李崇云從地上爬起來,自己爬上馬背抽動著馬鞭,打馬朝遠處奔去。
李嗣業在他身后怒道:“還想挨鞭子是不是?”
他回到府中正堂,段秀實已經帶著瀚海軍趕到,身披鐵甲來見主帥,進門便要躬身叉手。
李嗣業拉著他的手說道:“你我情同兄弟,何必如何多禮,快來坐。”
段秀實坐在案幾前說道:“我聽送來奏報的兄弟說,安祿山叛亂,陛下召我們渡過黃河參與平叛。也不知叛軍打到哪一步了,東都洛陽可還在?”
李嗣業沉默片刻,才道:“已經攻破潼關,占據長安,圣人率眾逃亡蜀中。”
“什么?”段秀實聽罷身體劇震,眼角滲出淚說道:“既然情勢如此危機,為何圣人遲遲沒有召集我們入朝。”
讀書人的家國情懷就是如此強烈,沒想到段秀實也如此赤誠,李嗣業沒有向他深究其中的緣由,只是笑道:“這不是陛下給我下旨以后,我立刻就把你叫來了嗎?”
段秀實拍著胸脯說道:“我這一萬三千名瀚海軍鐵騎,愿做大夫之先導率軍在前充當先鋒。”
李嗣業擺手說:“你先不要著急將士兵駐扎下來趕制干糧,等大軍集結在一起之后再劃分軍隊制定任務。”
“既然如此卑職先告退了。”段秀實起身朝他叉手后,緩緩退出了正堂。
家中新任管事從堂中后門進來驚嚇地說道:“不好了,阿郎云郎騎馬從后門跑了!”
李嗣業轉身怒道:“要你們有什么用!連個人都看不住!”
管事低聲申辯:“是夫人給云郎開的鎖小的也沒有辦法。”
他立刻朝門外喊牙門將軍:“庫班尼!”
庫班尼進入堂中,叉手應道:“喏!”
“跟我策馬去追!”
李嗣業帶著親兵追出三十余里,終于在松林下的山谷中看見了牽馬在樹下的李崇云。李嗣業翻身下馬,抓起馬鞭朝他走過去李崇云撅著嘴唇向后躲閃說道:“阿爺是抓我回去的嗎?”

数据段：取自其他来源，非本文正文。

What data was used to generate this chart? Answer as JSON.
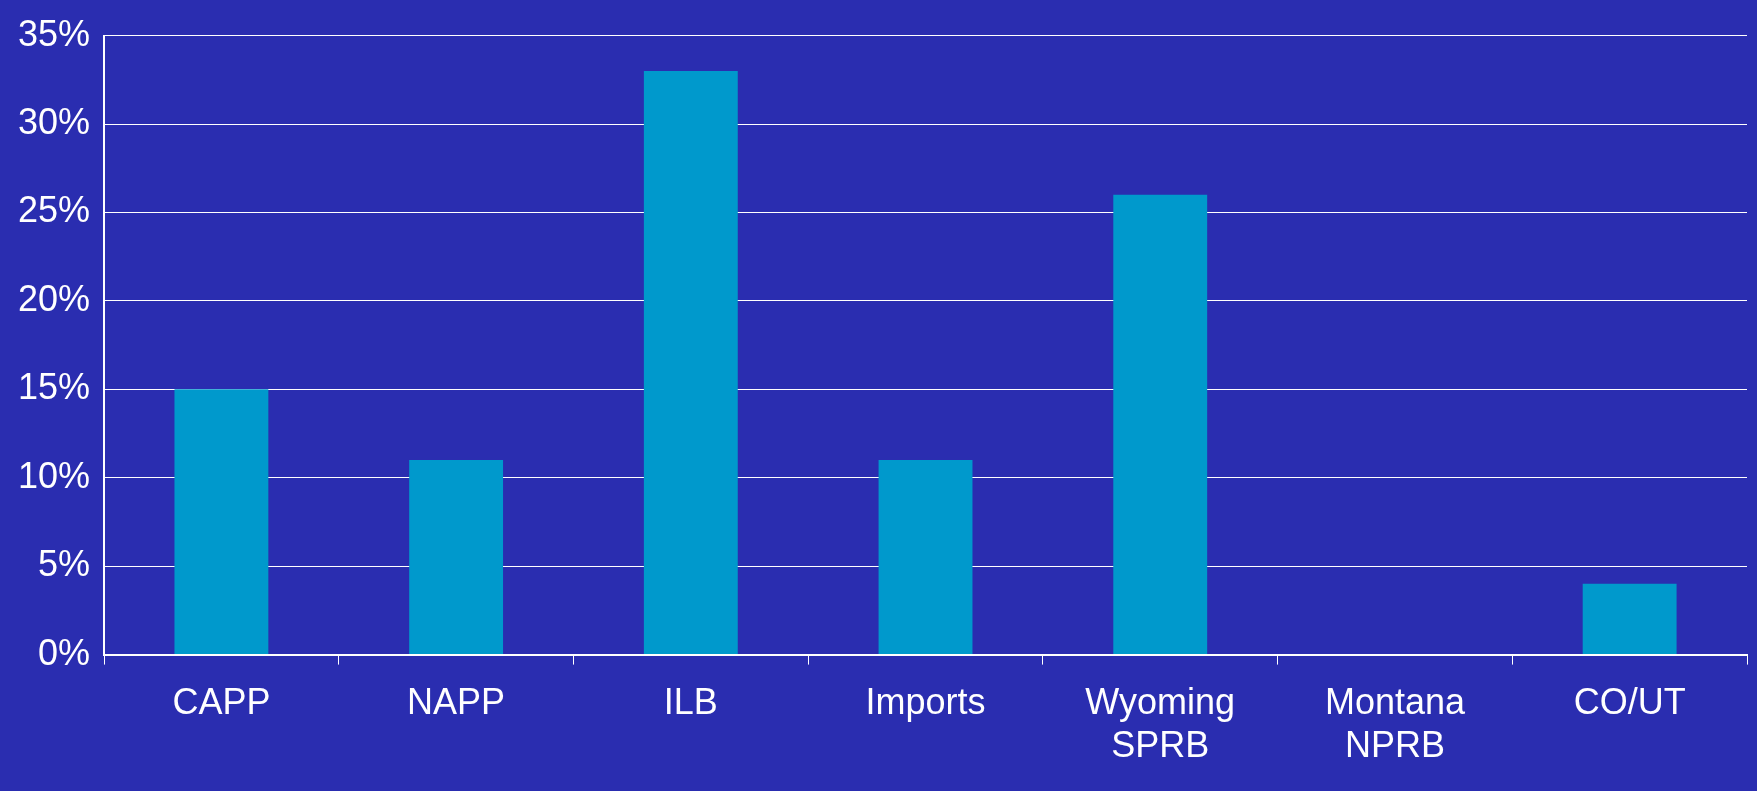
{
  "chart_data": {
    "type": "bar",
    "categories": [
      "CAPP",
      "NAPP",
      "ILB",
      "Imports",
      "Wyoming SPRB",
      "Montana NPRB",
      "CO/UT"
    ],
    "values": [
      15,
      11,
      33,
      11,
      26,
      0,
      4
    ],
    "color": "#0099cc",
    "ylim": [
      0,
      35
    ],
    "yticks": [
      {
        "value": 0,
        "label": "0%"
      },
      {
        "value": 5,
        "label": "5%"
      },
      {
        "value": 10,
        "label": "10%"
      },
      {
        "value": 15,
        "label": "15%"
      },
      {
        "value": 20,
        "label": "20%"
      },
      {
        "value": 25,
        "label": "25%"
      },
      {
        "value": 30,
        "label": "30%"
      },
      {
        "value": 35,
        "label": "35%"
      }
    ],
    "grid": "y",
    "legend": false
  }
}
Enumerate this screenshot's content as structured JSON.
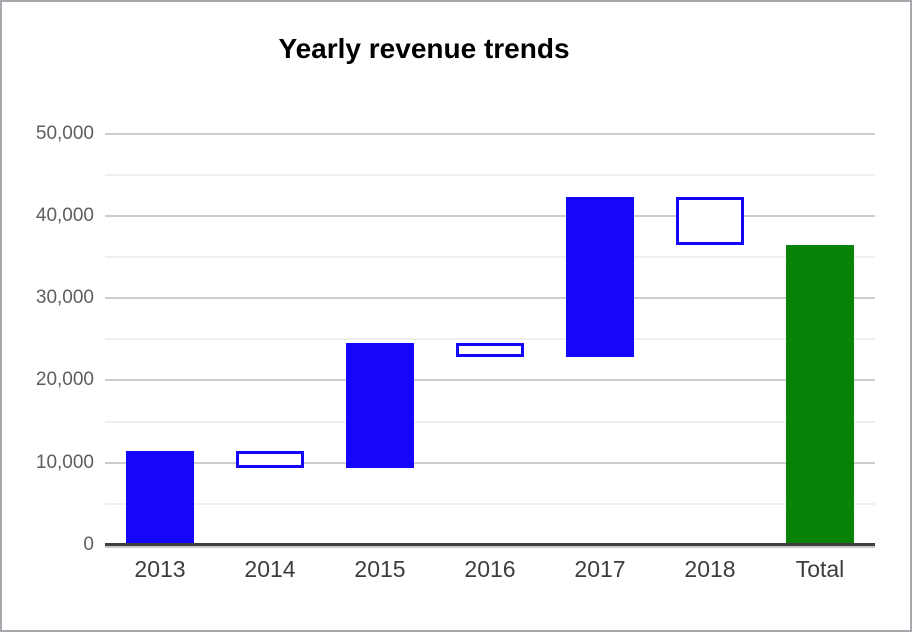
{
  "chart_data": {
    "type": "waterfall",
    "title": "Yearly revenue trends",
    "xlabel": "",
    "ylabel": "",
    "categories": [
      "2013",
      "2014",
      "2015",
      "2016",
      "2017",
      "2018",
      "Total"
    ],
    "bars": [
      {
        "label": "2013",
        "start": 0,
        "end": 11400,
        "kind": "increase"
      },
      {
        "label": "2014",
        "start": 11400,
        "end": 9300,
        "kind": "decrease"
      },
      {
        "label": "2015",
        "start": 9300,
        "end": 24500,
        "kind": "increase"
      },
      {
        "label": "2016",
        "start": 24500,
        "end": 22900,
        "kind": "decrease"
      },
      {
        "label": "2017",
        "start": 22900,
        "end": 42300,
        "kind": "increase"
      },
      {
        "label": "2018",
        "start": 42300,
        "end": 36500,
        "kind": "decrease"
      },
      {
        "label": "Total",
        "start": 0,
        "end": 36500,
        "kind": "total"
      }
    ],
    "ylim": [
      0,
      50000
    ],
    "y_major_step": 10000,
    "y_minor_step": 5000,
    "y_tick_labels": [
      "0",
      "10,000",
      "20,000",
      "30,000",
      "40,000",
      "50,000"
    ],
    "grid": true,
    "legend": "none",
    "colors": {
      "increase_fill": "#1505f9",
      "decrease_fill": "#ffffff",
      "decrease_border": "#1505f9",
      "total_fill": "#078407",
      "major_gridline": "#cccccc",
      "minor_gridline": "#efefef",
      "baseline": "#3d3d3d",
      "y_axis_text": "#5e5e5e",
      "x_axis_text": "#3d3d3d",
      "title_text": "#000000"
    }
  }
}
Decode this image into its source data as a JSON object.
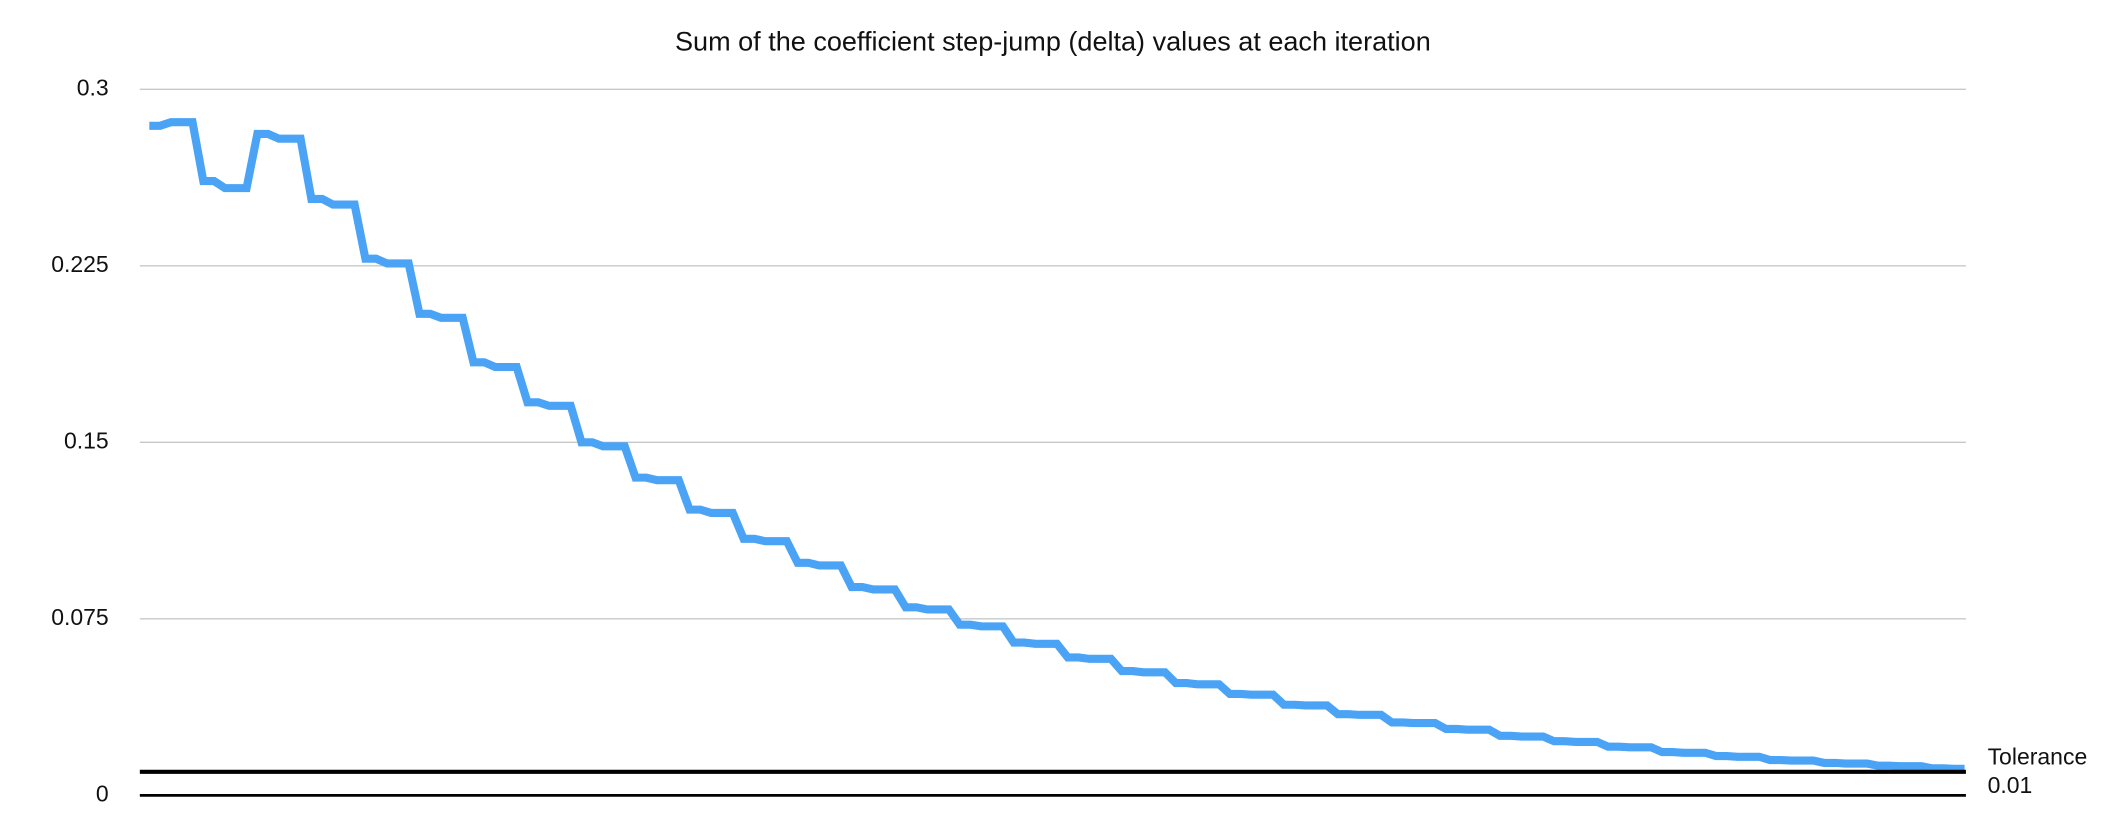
{
  "chart_data": {
    "type": "line",
    "title": "Sum of the coefficient step-jump (delta) values at each iteration",
    "color": "#4aa3f5",
    "values": [
      0.2845,
      0.2845,
      0.286,
      0.286,
      0.286,
      0.261,
      0.261,
      0.258,
      0.258,
      0.258,
      0.281,
      0.281,
      0.279,
      0.279,
      0.279,
      0.2534,
      0.2534,
      0.251,
      0.251,
      0.251,
      0.228,
      0.228,
      0.226,
      0.226,
      0.226,
      0.2046,
      0.2046,
      0.2029,
      0.2029,
      0.2029,
      0.184,
      0.184,
      0.182,
      0.182,
      0.182,
      0.167,
      0.167,
      0.1655,
      0.1655,
      0.1655,
      0.15,
      0.15,
      0.1483,
      0.1483,
      0.1483,
      0.135,
      0.135,
      0.1339,
      0.1339,
      0.1339,
      0.1214,
      0.1214,
      0.12,
      0.12,
      0.12,
      0.109,
      0.109,
      0.108,
      0.108,
      0.108,
      0.0988,
      0.0988,
      0.0977,
      0.0977,
      0.0977,
      0.0885,
      0.0885,
      0.0875,
      0.0875,
      0.0875,
      0.0799,
      0.0799,
      0.079,
      0.079,
      0.079,
      0.0725,
      0.0725,
      0.0718,
      0.0718,
      0.0718,
      0.0649,
      0.0649,
      0.0644,
      0.0644,
      0.0644,
      0.0586,
      0.0586,
      0.058,
      0.058,
      0.058,
      0.0528,
      0.0528,
      0.0523,
      0.0523,
      0.0523,
      0.0477,
      0.0477,
      0.0472,
      0.0472,
      0.0472,
      0.0431,
      0.0431,
      0.0428,
      0.0428,
      0.0428,
      0.0385,
      0.0385,
      0.0382,
      0.0382,
      0.0382,
      0.0345,
      0.0345,
      0.0342,
      0.0342,
      0.0342,
      0.031,
      0.031,
      0.0307,
      0.0307,
      0.0307,
      0.0282,
      0.0282,
      0.0279,
      0.0279,
      0.0279,
      0.0253,
      0.0253,
      0.025,
      0.025,
      0.025,
      0.023,
      0.023,
      0.0227,
      0.0227,
      0.0227,
      0.0207,
      0.0207,
      0.0204,
      0.0204,
      0.0204,
      0.0184,
      0.0184,
      0.0181,
      0.0181,
      0.0181,
      0.0167,
      0.0167,
      0.0164,
      0.0164,
      0.0164,
      0.015,
      0.015,
      0.0148,
      0.0148,
      0.0148,
      0.0138,
      0.0138,
      0.0135,
      0.0135,
      0.0135,
      0.0126,
      0.0126,
      0.0124,
      0.0124,
      0.0124,
      0.0115,
      0.0115,
      0.0113,
      0.0113
    ],
    "ylim": [
      0,
      0.3
    ],
    "yticks": [
      0,
      0.075,
      0.15,
      0.225,
      0.3
    ],
    "grid": true,
    "tolerance": {
      "label": "Tolerance",
      "value": 0.01
    }
  }
}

走到他跟前時李嗣業的怒氣已經完全消散,只是嘆氣無奈地說道:“你要回去娶郡主,娶公主,阿爺怎么能不給你準備彩禮。皇家新遭大難,天子的禁軍估計也跑散了你岳父即將登基當皇帝,身邊急需一支護駕的禁軍。我在河西七軍中選拔了三千名驍勇善戰的將士名為龍驤軍,你帶到靈武去。還有我還為你準備了二百萬貫的絲綢錢幣,也一并帶到靈武算是替他重新組建朝廷提供經費。”
李崇云聽到李嗣業的話連忙跪倒在地上激動地說道:“兒子多謝阿爺。”
李嗣業轉身回去上馬抬著馬鞭說道:“父子之間說什么謝字,你給我好好活著就行。”
他乖乖地跟著李嗣業回到涼州,準備了幾日之后,才帶著父親調撥給他的龍驤軍,押送著一車車的財物往靈武方向而去。
當日段秀實又來找李嗣業,要求率瀚海軍先渡過黃河,進占渭州和秦州,把隴右通往關中的要道搶先控制住。
李嗣業思慮片刻后,點點頭說道:“可以,但你必須與臧希液的飛虎騎一起活動,另外把你瀚海軍中阿布思投誠的部眾編成斥候塘騎隊,讓他們偵查叛軍的行動和部署。這些人與安祿山有血海深仇,就算被抓住也不會輕易投敵,好鋼就應該用在刀刃上。”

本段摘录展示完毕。